Cada uno tenemos nuestros parques predilectos, elegidos según nuestra manera de ser,vinculados a un recuerdo de un momento de sosiego en el pasado, o a nuestra experiencia cotidiana: unos preferimos los parques boscosos, desordenados, solitarios, que aparentan ser salvajes sin serlo, buscando perdernos en sus vericuetos y tratando de ocultar de nuestra vista y oído el murmullo del tráfico y los edificios. Otros gustan de parques “amaestrados” con setos de trazos bien rectos y cortados, árboles podados, avenidas rectilíneas y fuentes artificiales, la naturaleza completamente domesticada, “una falsificación de sus propias intenciones” (Joaquín Araujo).Ni que decir tiene que a mí me gustan más los primeros.

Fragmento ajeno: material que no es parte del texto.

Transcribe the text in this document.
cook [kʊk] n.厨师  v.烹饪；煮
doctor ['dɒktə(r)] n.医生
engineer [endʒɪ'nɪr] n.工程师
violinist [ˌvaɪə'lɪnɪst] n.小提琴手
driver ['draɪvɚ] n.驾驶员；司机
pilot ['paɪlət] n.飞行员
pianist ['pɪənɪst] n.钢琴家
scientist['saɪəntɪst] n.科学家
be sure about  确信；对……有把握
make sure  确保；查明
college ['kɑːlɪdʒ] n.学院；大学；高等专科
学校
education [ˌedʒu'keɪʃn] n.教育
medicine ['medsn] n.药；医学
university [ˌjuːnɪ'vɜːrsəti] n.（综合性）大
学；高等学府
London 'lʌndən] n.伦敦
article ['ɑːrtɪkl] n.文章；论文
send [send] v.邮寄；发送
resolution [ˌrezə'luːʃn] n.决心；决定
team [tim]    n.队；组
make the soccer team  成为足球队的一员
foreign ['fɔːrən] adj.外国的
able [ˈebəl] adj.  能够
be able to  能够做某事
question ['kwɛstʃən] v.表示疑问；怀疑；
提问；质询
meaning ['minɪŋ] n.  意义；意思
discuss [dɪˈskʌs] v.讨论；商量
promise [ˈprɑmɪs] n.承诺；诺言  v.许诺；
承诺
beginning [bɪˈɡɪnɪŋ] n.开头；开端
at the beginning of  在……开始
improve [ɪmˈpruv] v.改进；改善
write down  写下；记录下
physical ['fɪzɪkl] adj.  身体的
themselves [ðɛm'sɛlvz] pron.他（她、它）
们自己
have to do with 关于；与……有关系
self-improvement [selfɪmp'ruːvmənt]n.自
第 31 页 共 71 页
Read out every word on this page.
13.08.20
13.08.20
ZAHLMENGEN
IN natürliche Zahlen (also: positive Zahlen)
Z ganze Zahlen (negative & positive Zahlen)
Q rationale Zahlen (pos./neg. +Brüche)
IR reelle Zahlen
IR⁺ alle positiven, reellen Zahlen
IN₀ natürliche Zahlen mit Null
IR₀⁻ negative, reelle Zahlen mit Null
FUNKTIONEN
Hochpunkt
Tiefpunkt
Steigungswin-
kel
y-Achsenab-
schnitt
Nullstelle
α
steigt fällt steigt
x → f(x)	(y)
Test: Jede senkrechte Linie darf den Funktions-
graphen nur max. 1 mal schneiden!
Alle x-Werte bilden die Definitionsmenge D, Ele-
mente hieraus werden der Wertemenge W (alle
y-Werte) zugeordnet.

Cámara en mano, voy buscando en el parque aquello que en la naturaleza encuentro, aunque solo sean poco más que pequeños indicios de lo que añoro. Contemplo las luces que penetran al amanecer o al caer el sol por entre los edificios, encendiendo parcialmente algunos árboles, antes que todo se iguale con el sol de la mañana o se mezclen con la luz de las farolas y las sombras del crepúsculo. Me fijo en las formas de las hojas de los árboles, observo a los paseantes que incesantemente se cruzan alrededor, sin poder sustraerme a su mirada. Cuando uno ha dedicado muchos años de su vida y se ha “especializado” en fotografiar entornos más agrestes de nuestra naturaleza, fotografiar lo urbano se convierte en tarea difícil. Tengo que recorrer una y otra vez el parque, conocer su botánica, sus usos, los momentos más tranquilos, las contradicciones entre sus zonas más ajardinadas y aquellas más escondidas y salvajes, a distintas horas y en distintas estaciones; “Empezar a sentir el lugar, y ser capaz de absorber su espíritu”. Para encontrar “lo bello en lo cotidiano, lo nuevo en lo cercano, y lo extraordinario en lo sencillo” (Fernando Puche).
Y me doy cuenta que por cercano que esté a nosotros un lugar, incluso un parque urbano, nunca acabas de conocerlo por completo.